A second and shorter term benefit relates to age related macular degeneration (AMD), which is the leading cause of blindness in the developed world. Surprisingly, it is not known yet which is the first affected cell type in this condition. We hope that by using our technology, we will be able to elucidate whether cones, rods or retinal pigment epithelial cells die first in AMD. In this way, we would be enabling researchers in both academia and industry that are trying to develop new drugs, to redirect their efforts to addressing the earlier stages of the disease. If we could do that alone, it would be fantastic. 
 
The third benefit is providing a tool for assessing the effects of new drugs with unprecedented sensitivity, thus greatly simplifying clinical trials for human use. By looking at microscopic changes to the retina in vivo would reduce the cost and accelerate drug development process. Instead of waiting to lose enough cells to see a macroscopic change in the retina that is visible with current cameras, adaptive optics systems would be able to detect changes 10 times sooner.
 
The fourth benefit relates to rare conditions, many of which affect vision in children.  Rather than waiting for donor retinas of people who have died and contributed them for research, we can use our adaptive optics instruments to study people with these rare conditions while they’re alive.
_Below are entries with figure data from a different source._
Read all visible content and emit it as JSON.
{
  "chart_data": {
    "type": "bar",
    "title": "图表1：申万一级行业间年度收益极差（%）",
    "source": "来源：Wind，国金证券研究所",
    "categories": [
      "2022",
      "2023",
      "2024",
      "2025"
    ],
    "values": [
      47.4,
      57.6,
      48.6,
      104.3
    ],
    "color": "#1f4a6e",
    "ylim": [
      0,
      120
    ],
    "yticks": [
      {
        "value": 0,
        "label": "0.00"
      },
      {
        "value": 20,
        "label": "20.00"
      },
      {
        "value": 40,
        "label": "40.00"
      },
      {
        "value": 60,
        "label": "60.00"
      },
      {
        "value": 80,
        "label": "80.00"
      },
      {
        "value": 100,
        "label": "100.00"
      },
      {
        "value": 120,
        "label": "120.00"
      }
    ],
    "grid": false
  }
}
We can bring them in year after year to be imaged here, contributing to the understanding of the disease.  For some of these people, through our imaging, in collaboration with Dr. Carroll’s lab, we are studying patients with a devastating condition called achromatopsia. That’s very exciting because there are some gene therapy trials that are almost ready to go and we can identify who’s a good candidate for them and who’s not. That will have a huge immediate impact in the next three years.